Une mise en cause est forcement militante, mais l'absence de remise en cause est aussi un acte militant. Ce sont des sujets sur lesquels on ne peut que prendre parti de pare leur nature morale. La neutralité est une illusion entretenue par le pouvoir en place pour éviter toute mise en cause. Ici, le pouvoir ce n'est pas simplement les lobbies, mais toute personne impliquée dans la participation au massacre, à savoir la quasi-totalité de nos concitoyens. Le soupçon qui pèse sur son article est le fait de ce type de personne engagée dans ce massacre, un tel soupçon est donc un acte militant.

Anonyme a dit…

Bravo.

vegeshopper a dit…

Nous avons en France une tradition d'intellectuels engagés et il serait bien que d'autres voix se joignent à celle de Thomas Lepeltier qui risque, sinon, de prêcher dans le désert.

Olive a dit…

"L'esclavage n'a plus sa place dans notre société moderne depuis qu'il a été aboli, sans que les principes de l'économie aient dû être modifiés pour autant."
Cet argument n'est pas valable pour moi car l'esclavage concernait des humains et non des animaux... par ailleurs il a été aboli aussi pour des raisons économiques, au début de l'industrialisation, parce que des machines pouvaient faire le travail des hommes plus efficacement. Pour finir, ne culpabilisons pas les "carnivores", ce n'est pas le bon moyen d'arriver à convaincre les gens.

David a dit…

"Nous avons en France une tradition d'intellectuels engagés et il serait bien que d'autres voix se joignent à celle de Thomas Lepeltier qui risque, sinon, de prêcher dans le désert. "

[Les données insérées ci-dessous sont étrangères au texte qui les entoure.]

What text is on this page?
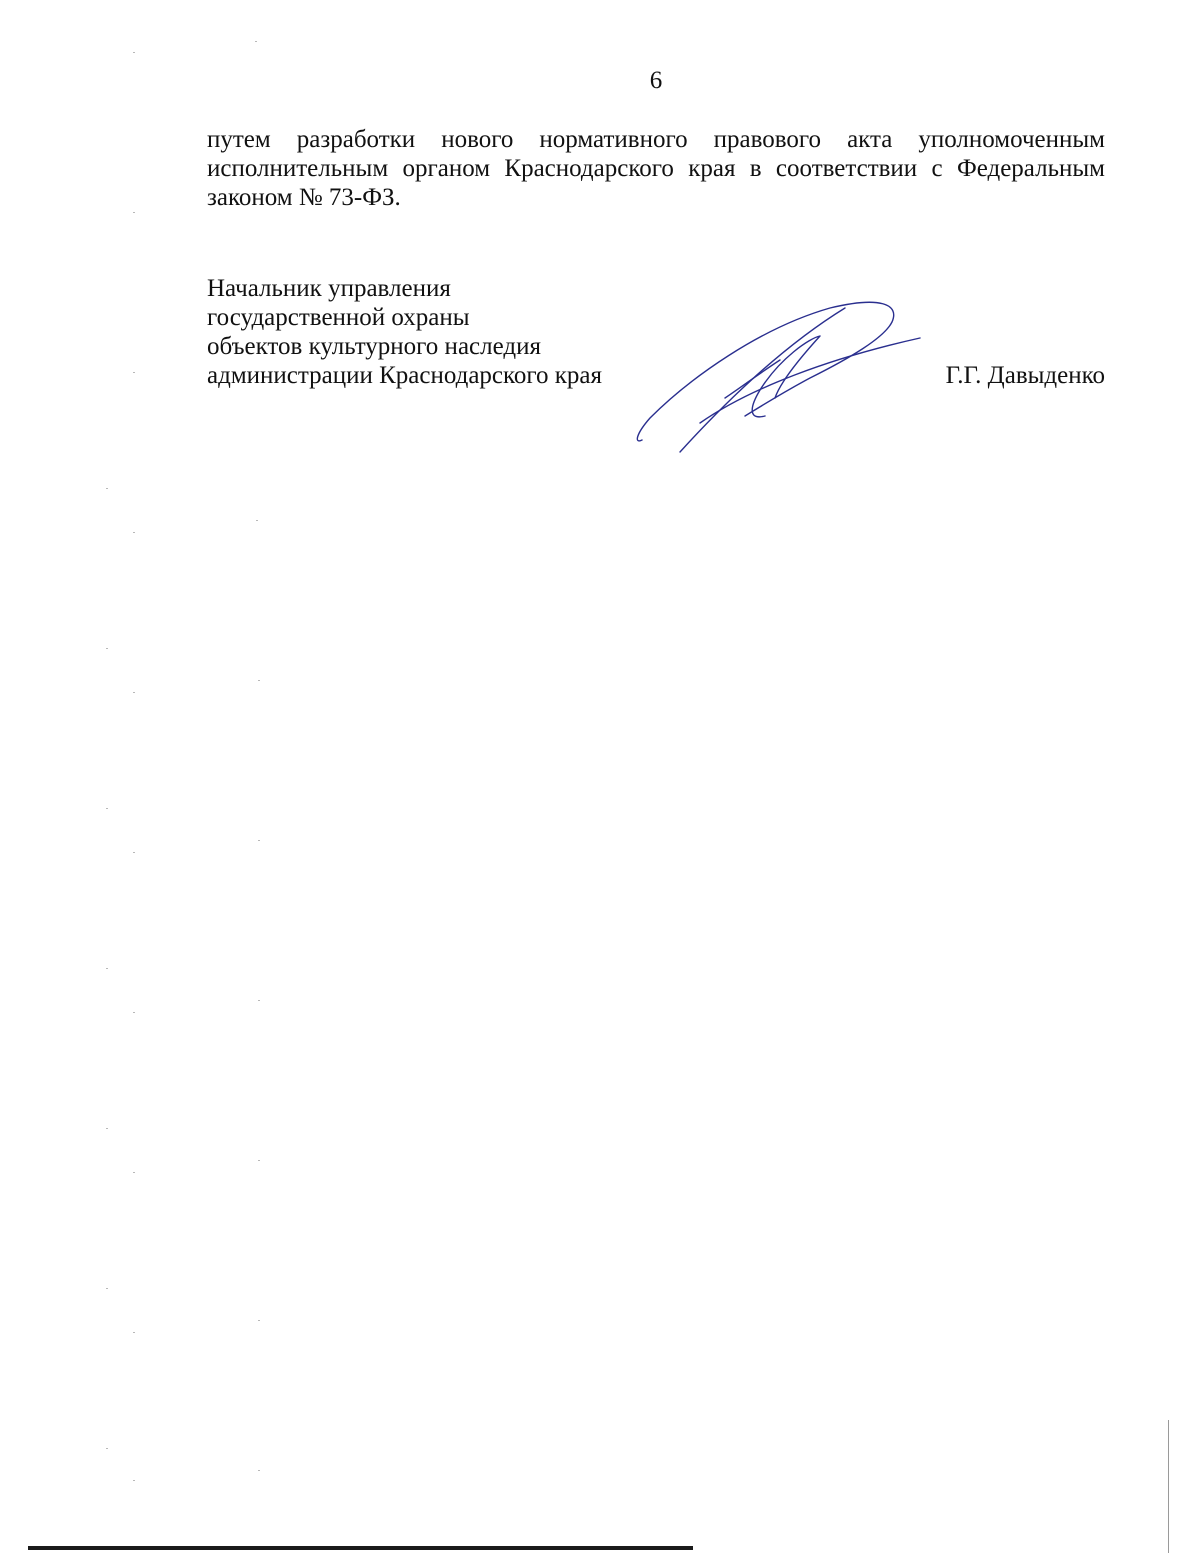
6
путем разработки нового нормативного правового акта уполномоченным
исполнительным органом Краснодарского края в соответствии с Федеральным
законом № 73-ФЗ.
Начальник управления
государственной охраны
объектов культурного наследия
администрации Краснодарского края	Г.Г. Давыденко
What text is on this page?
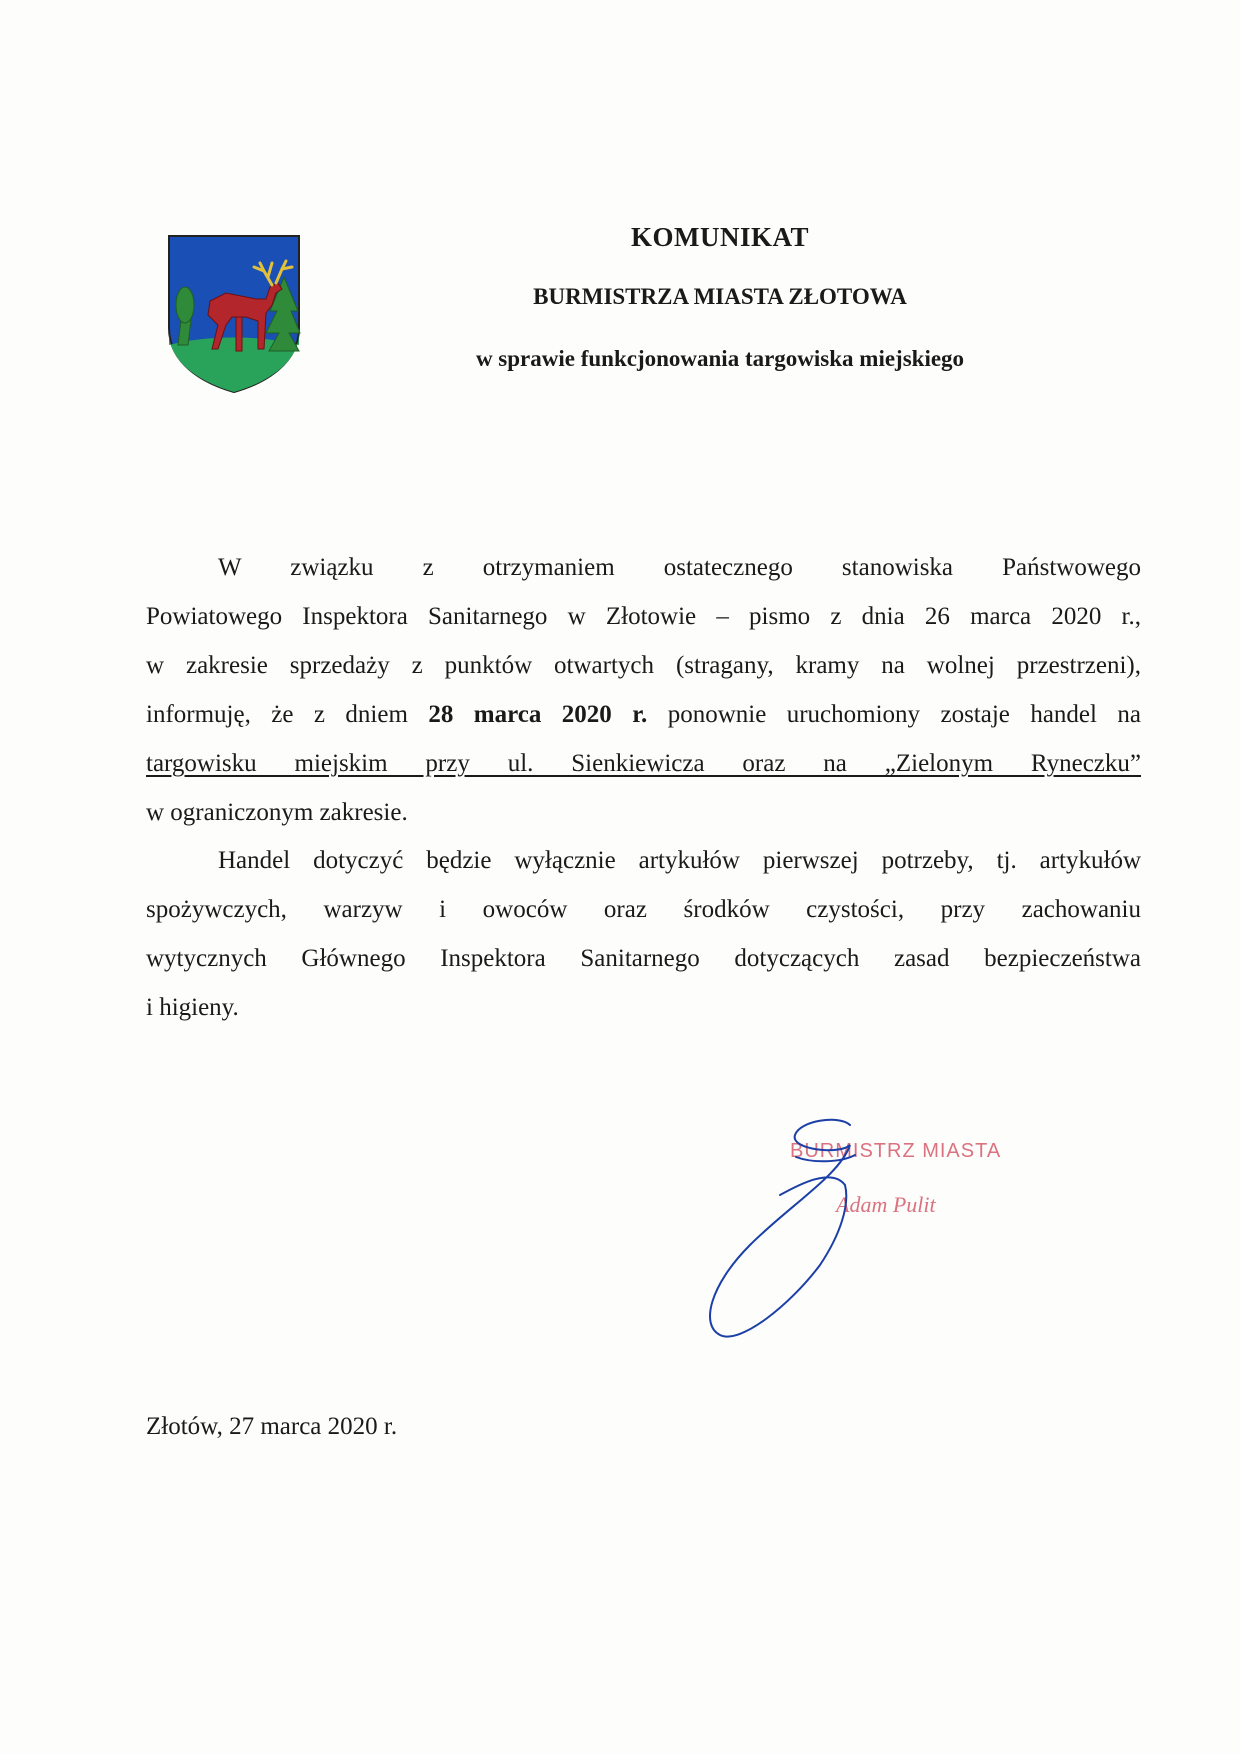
KOMUNIKAT
BURMISTRZA MIASTA ZŁOTOWA
w sprawie funkcjonowania targowiska miejskiego
W związku z otrzymaniem ostatecznego stanowiska Państwowego
Powiatowego Inspektora Sanitarnego w Złotowie – pismo z dnia 26 marca 2020 r.,
w zakresie sprzedaży z punktów otwartych (stragany, kramy na wolnej przestrzeni),
informuję, że z dniem 28 marca 2020 r. ponownie uruchomiony zostaje handel na
targowisku miejskim przy ul. Sienkiewicza oraz na „Zielonym Ryneczku”
w ograniczonym zakresie.
Handel dotyczyć będzie wyłącznie artykułów pierwszej potrzeby, tj. artykułów
spożywczych, warzyw i owoców oraz środków czystości, przy zachowaniu
wytycznych Głównego Inspektora Sanitarnego dotyczących zasad bezpieczeństwa
i higieny.
BURMISTRZ MIASTA
Adam Pulit
Złotów, 27 marca 2020 r.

Il y en a de plus en plus même s'il est vrai que la France est notoirement en retard sur ce sujet. Il n'y a qu'à voir le nombre de publications en matière d’éthique animale dans les pays anglo-saxons. Là-bas il ne viendrait à personne l'idée de taxer de "militant"(comme si c'était une insulte) le philosophe qui prend parti comme le fait si brillamment Thomas Lepeltier, pas plus qu'on ne dira que Plutarque ou Porphyre n'étaient pas des philosophes lorsqu'ils plaidaient pour "l'abstinence". Nos chers compatriote carnistes (cf. Melany Joy) confondent la neutralité axiologique, qui est une méthode visant à aboutir à un résultat non biaisé, et l'engagement. Les deux n'ont rien d’incompatible du moment que l'auteur aborde les choses de façons scientifique, c'est-à-dire en prenant en compte tous les arguments, comme l'explique l'auteur à la fin de l'itw.

"Cet argument n'est pas valable pour moi car l'esclavage concernait des humains et non des animaux... "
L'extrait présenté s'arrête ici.